A group of UBC alumni and current students have developed a new app to help students connect with each other over grocery shopping.

Hi Neighbor (Hinbor), founded in September 2020 by recent Sauder graduate Jack Jia, aims to reconnect neighbours with each other, while eliminating commission and delivery fees built into other delivery apps.

The app works by matching residents in a general area. If an individual is going grocery shopping soon, they can let their neighbourhood group know through the app, which gives their neighbours a chance to request any items. The helping neighbour will receive a 20 per cent discount for items bought at one of the 26 partnered vendors and the receiving neighbour gets free delivery.

Shopping lists and payments are processed in the app as well.

The app has been in testing since December 2020. Co-founder and Chief Marketing Officer Di Hai was a part of the first round of testing in Marine Drive and Ponderosa Commons before joining the team.

“[I]t’s not difficult either because I was going grocery shopping anyways. I just need to pick up one extra bag,” she told The Ubyssey.

Curing the “loneliness epidemic” by reconnecting neighbours

While developing Hi Neighbor, Jia wanted to address the “loneliness epidemic” experienced by city-dwellers and reinvigorate the “sense of unity” from our childhoods, Hai said.

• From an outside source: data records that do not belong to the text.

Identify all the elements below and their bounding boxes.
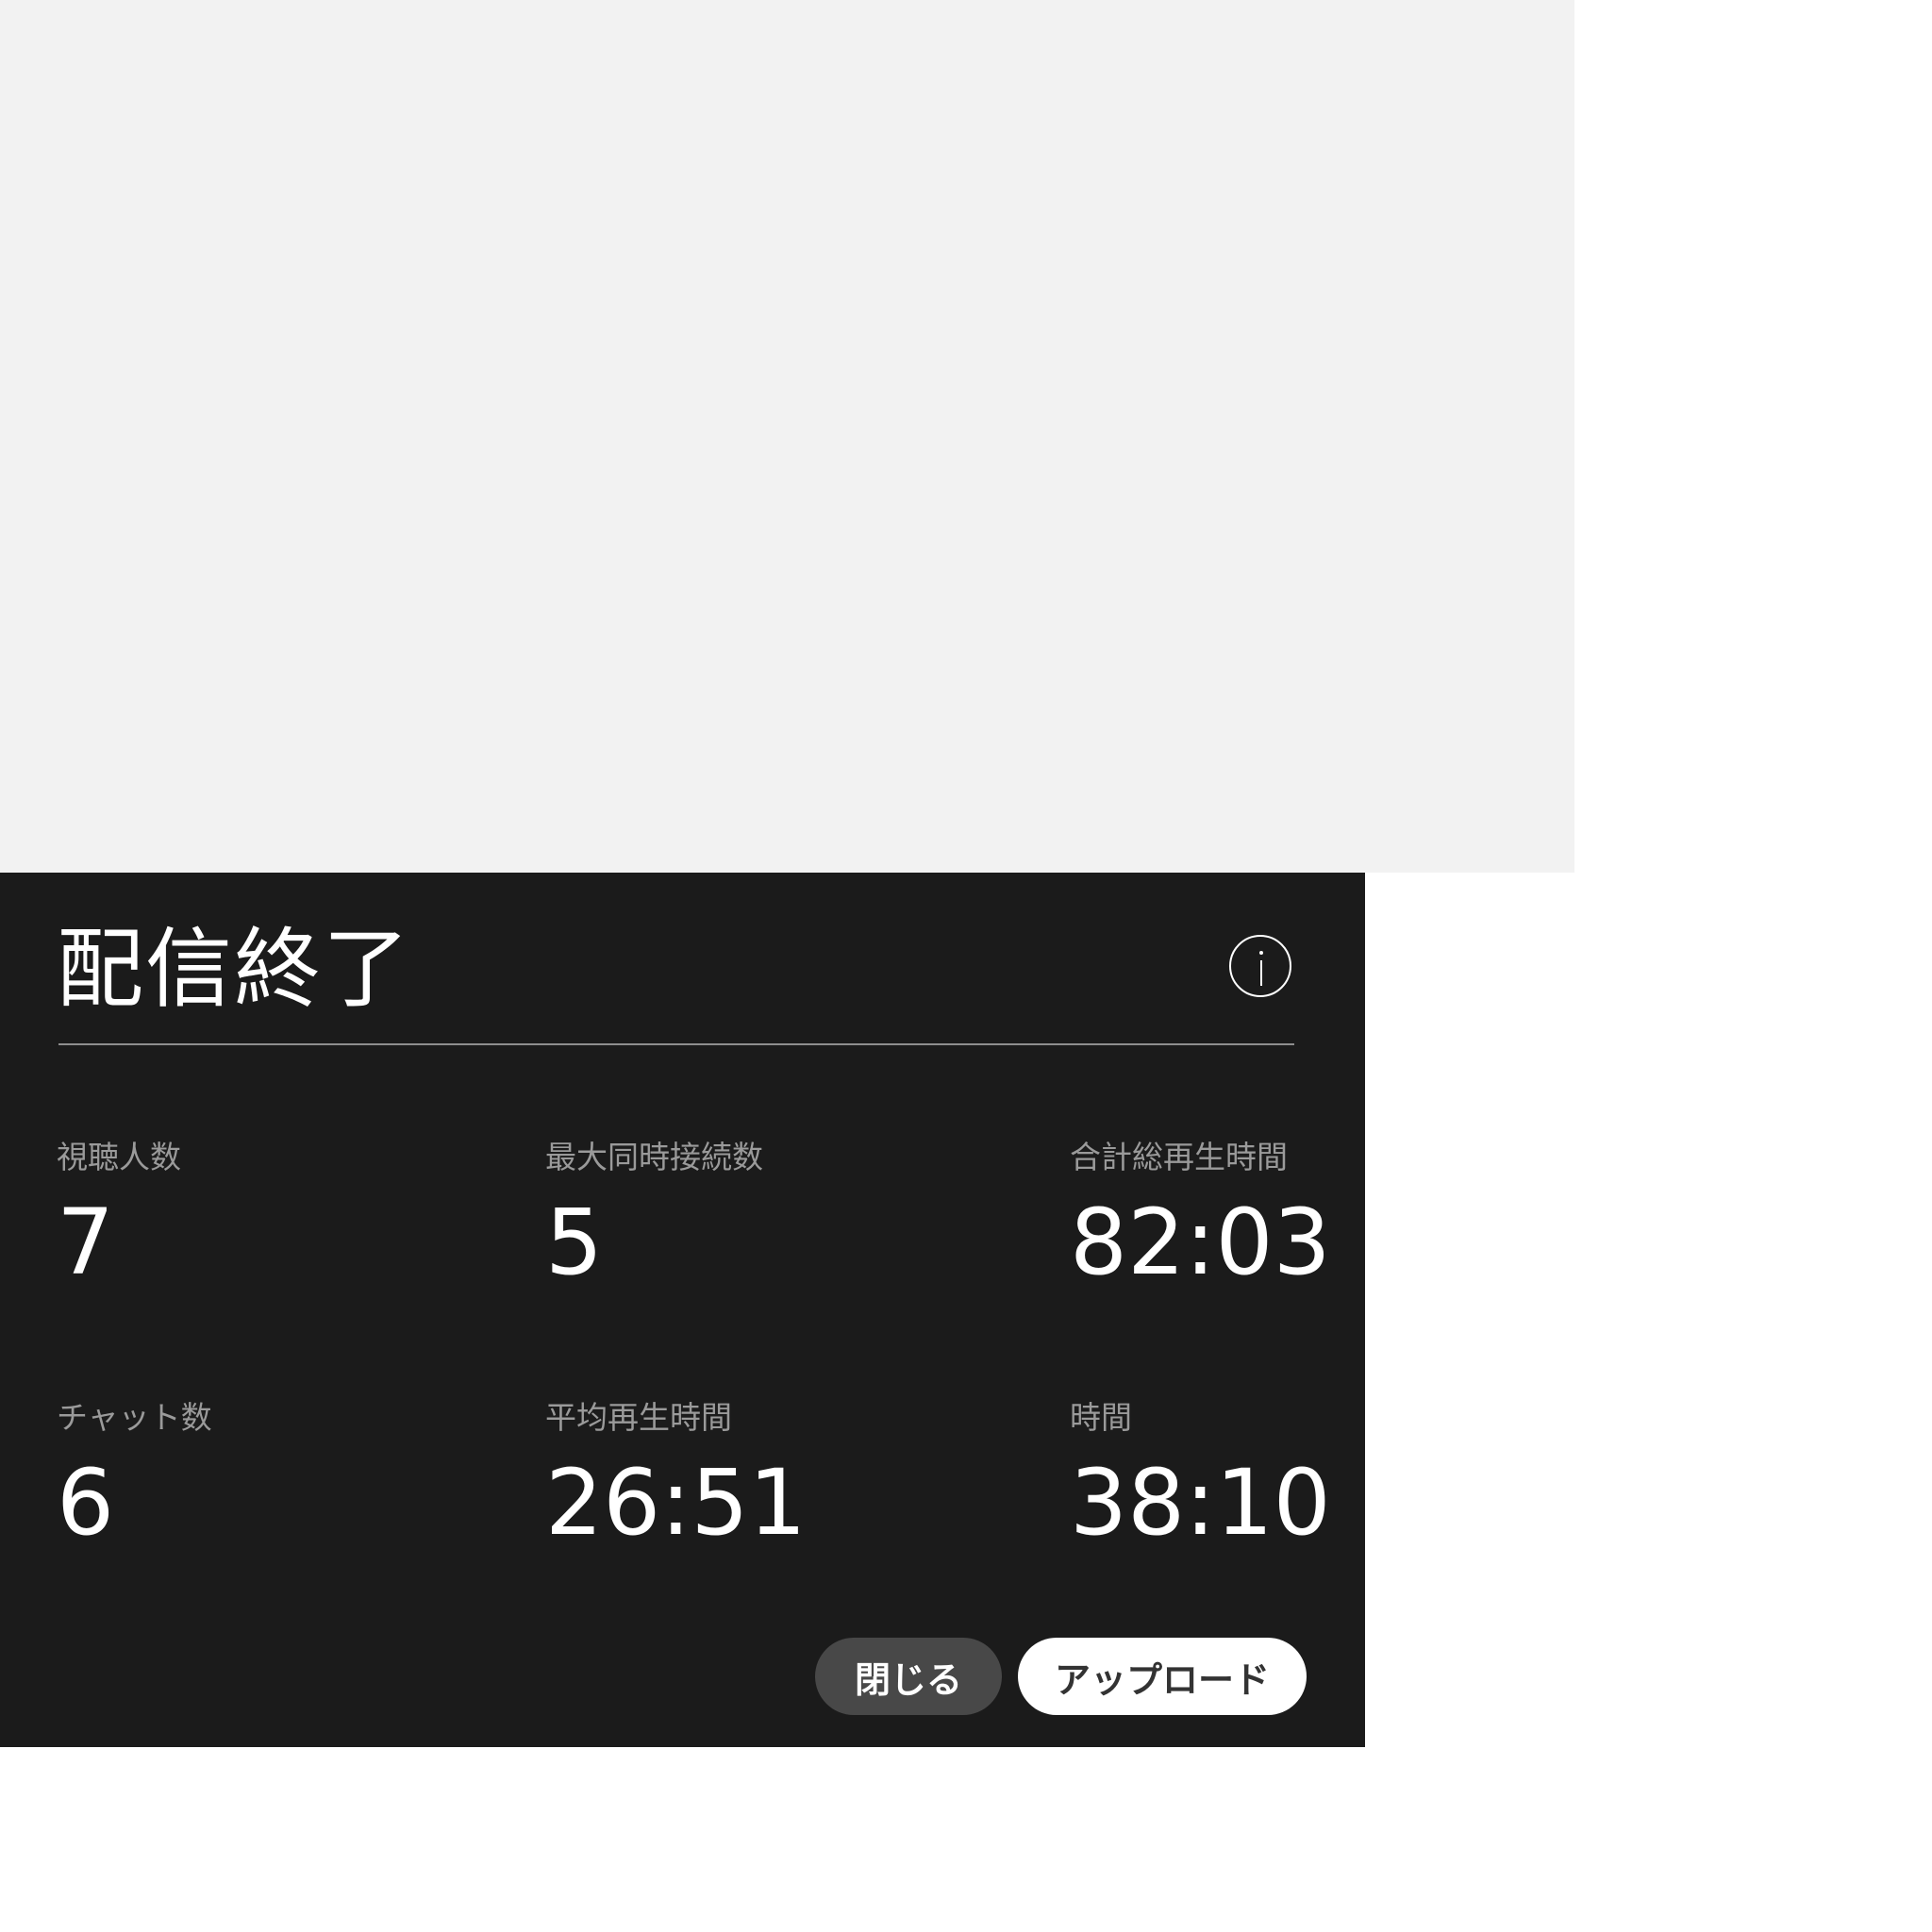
stat-total-watch-time: 合計総再生時間 82:03 [1070,1139,1331,1288]
stat-value: 38:10 [1070,1449,1331,1556]
stat-duration: 時間 38:10 [1070,1399,1331,1548]
stat-average-watch-time: 平均再生時間 26:51 [545,1399,807,1548]
stat-peak-concurrent: 最大同時接続数 5 [545,1139,763,1288]
stat-label: 合計総再生時間 [1070,1139,1288,1175]
title-divider [58,1043,1294,1045]
stat-chat-count: チャット数 6 [57,1399,212,1548]
stat-value: 26:51 [545,1449,807,1556]
stat-viewers: 視聴人数 7 [57,1139,181,1288]
close-button[interactable]: 閉じる [815,1638,1002,1715]
stream-ended-panel: 配信終了 視聴人数 7 最大同時接続数 5 合計総再生時間 82:03 チャット… [0,873,1365,1747]
stream-preview-area [0,0,1574,873]
stat-label: 時間 [1070,1399,1132,1436]
stat-label: 視聴人数 [57,1139,181,1175]
page: 配信終了 視聴人数 7 最大同時接続数 5 合計総再生時間 82:03 チャット… [0,0,1932,1932]
stat-label: 平均再生時間 [545,1399,732,1436]
stat-value: 5 [545,1189,604,1295]
stat-label: チャット数 [57,1399,212,1436]
info-icon-dot [1259,951,1263,955]
upload-button[interactable]: アップロード [1018,1638,1307,1715]
stat-value: 7 [57,1189,115,1295]
panel-title: 配信終了 [57,919,412,1020]
stat-label: 最大同時接続数 [545,1139,763,1175]
stat-value: 6 [57,1449,115,1556]
stat-value: 82:03 [1070,1189,1331,1295]
info-icon[interactable] [1229,935,1291,997]
info-icon-bar [1260,960,1262,986]
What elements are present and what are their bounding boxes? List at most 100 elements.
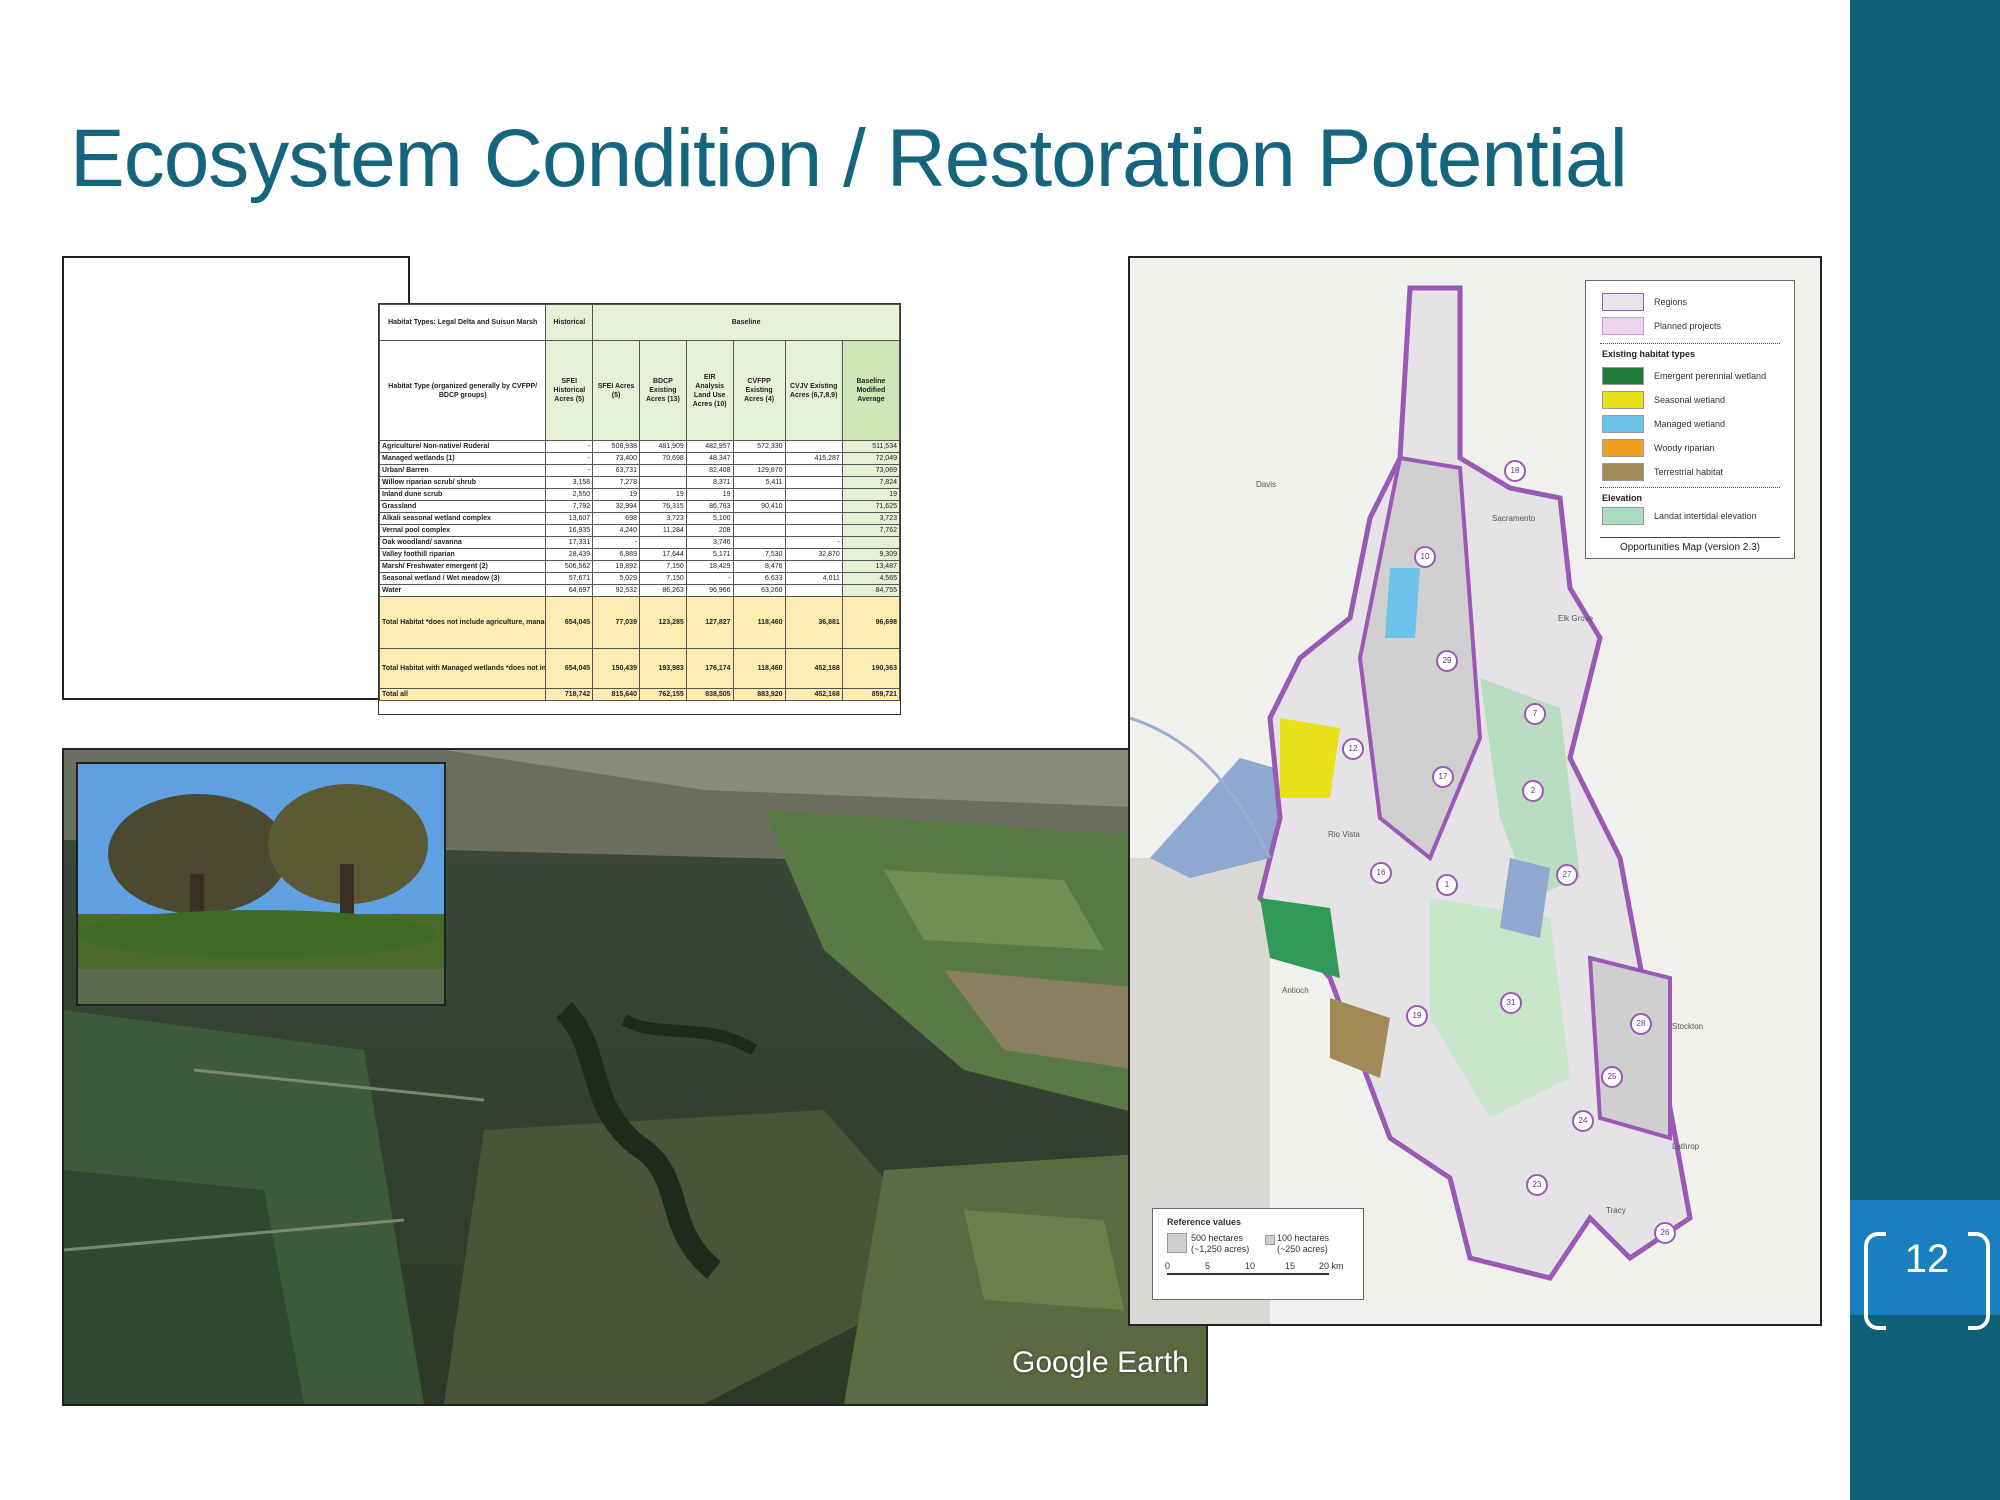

“Nowadays, many people [are] living in these high-rise buildings and apartments. Their physical distance is increasingly smaller, but their social distance is further. Most of them don’t even know who lives next door.”

“That’s how we differentiate from [our] competitors … Three clicks for the grocery pick-up and you make friends,” Jia added.

Daria Deng, an incoming fourth-year geological sciences student, described her Hi Neighbor community as a “friendly” one, though she is unsure whether this will continue as the app continues to develop and the group grows larger.

According to Deng, the choices right now are “pretty limited,” as there are only six people assisting with deliveries and only select groceries are available.

Regardless, Deng and Yu He Zeng, an incoming third-year economics student, are “happy” with the app, though Zeng feels it needs more testing.

The future of Hi Neighbor

According to Jia, “UBC is the first step.” Hi Neighbor hope to expand its operations to the “7 million students liv[ing] in dorms across Canada and the US.”

Jia is currently speaking with UBC’s Director of Food Services and hopes to collaborate with them in the future. This would allow Hi Neighbor to expand its network of on-campus partnerships more easily, enabling students to “buy anything from anywhere on campus and bring [it] to their neighbours to have a chat.”

The Hi Neighbor team has also received technical support from Telus and networking and educational resources from entrepreneurship@UBC.

Once the pandemic dies down, Jia foresees that the app will only grow in popularity.

With COVID-19, users were concerned about contracting the virus if they went outside. After the pandemic, “[it will be] easier to connect with people [and] meet people in-person,” Jia said.

In the future, Jia hopes to “gamify” the app “to incentivize neighbour[s] to help each other” so that especially helpful neighbours can receive greater discounts and badges based on the number of people they have assisted.

“[I]t’s all about ... [students helping] each other in a dorm building, and we’re providing a really new way [of doing this through our] partnership[s] with vendors at UBC.”

This article has been updated to say that Yu He Zeng is an incoming third-year economics student.